The Riddle of the Sands - Erskine Childers
It's not bad or anything, but I keep putting it down and reading something else instead. Maybe it's just got too much about tides and sandbars and water currents and other boating stuff in it. A young man accepts an invitation to join a friend on a sailing holiday in the Baltic. Set before WWI, apparently they discover a German plot to invade England, but I don't think I'd quite got to that bit yet (page 126). The characters are well drawn and all, but...maybe another time.
Gagged - Richard Asplin
This book is subtitled "A thriller with jokes" but I'm afraid I didn't find it very thrilling, and the jokes must have gone over my head. I read 82 pages too, so I did give it a reasonable innings - maybe suffered from "too many characters" syndrome, Lord knows I can't handle very many...anyway, it's something about people pitching new hit television sitcoms to other people, and someone got murdered (two people I think), and also there were some other people who were related to these people, and still others whose purpose I hadn't entirely discerned.

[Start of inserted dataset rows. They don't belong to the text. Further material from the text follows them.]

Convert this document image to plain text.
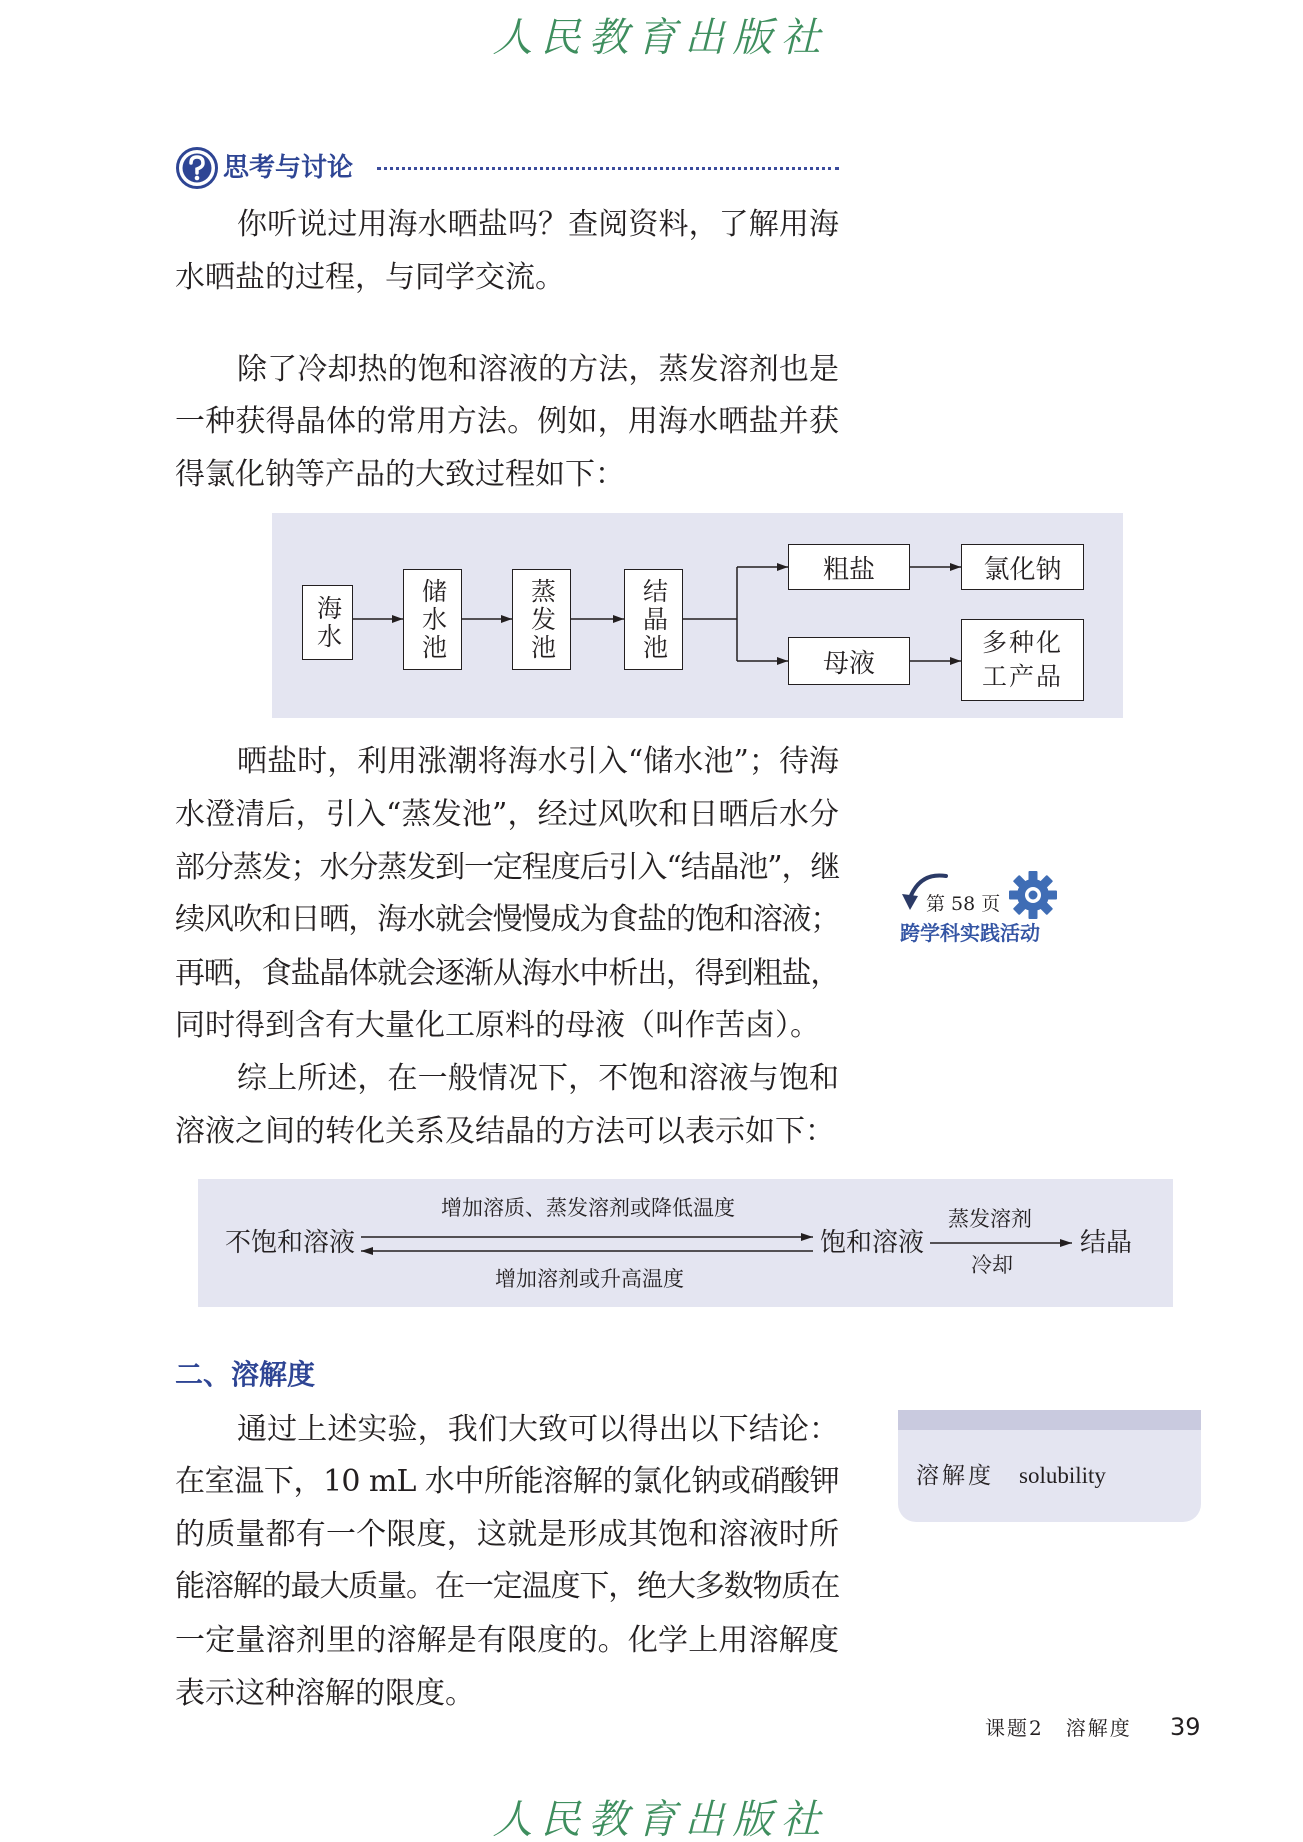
人民教育出版社
思考与讨论
你听说过用海水晒盐吗？查阅资料，了解用海
水晒盐的过程，与同学交流。
除了冷却热的饱和溶液的方法，蒸发溶剂也是
一种获得晶体的常用方法。例如，用海水晒盐并获
得氯化钠等产品的大致过程如下：
海水	储水池	蒸发池	结晶池
粗盐	氯化钠
母液
多种化
工产品
晒盐时，利用涨潮将海水引入“储水池”；待海
水澄清后，引入“蒸发池”，经过风吹和日晒后水分
部分蒸发；水分蒸发到一定程度后引入“结晶池”，继
续风吹和日晒，海水就会慢慢成为食盐的饱和溶液；
再晒，食盐晶体就会逐渐从海水中析出，得到粗盐，
同时得到含有大量化工原料的母液（叫作苦卤）。
第 58 页
跨学科实践活动
综上所述，在一般情况下，不饱和溶液与饱和
溶液之间的转化关系及结晶的方法可以表示如下：
不饱和溶液
增加溶质、蒸发溶剂或降低温度
增加溶剂或升高温度
饱和溶液
蒸发溶剂
冷却
结晶
二、溶解度
通过上述实验，我们大致可以得出以下结论：
在室温下，10 mL 水中所能溶解的氯化钠或硝酸钾
的质量都有一个限度，这就是形成其饱和溶液时所
能溶解的最大质量。在一定温度下，绝大多数物质在
一定量溶剂里的溶解是有限度的。化学上用溶解度
表示这种溶解的限度。
溶解度 solubility
课题2　溶解度 39
人民教育出版社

The Whisperer in Darkness - H P Lovecraft
This is a book of collected short stories - Lovecraft's "tales of mystery and the supernatural", and although I quite liked the three that I read, I didn't really feel the need to read any more of them, if you know what I mean. A bit samey? Might read one or two every so often when I feel like a dose of hellish black mires, troubled and dream-infested sleep, the distant baying of gigantic hounds and ruined and nameless cities. (PS If trying to pretend have read Lovecraft at parties, many of his stories feature the crazed Abdul Alhazred's ancient and forbidden text, the "Necronomicon" and the terrifying giant being "Cthulhu" - a "thing that cannot be described" but nevertheless has "flabby claws").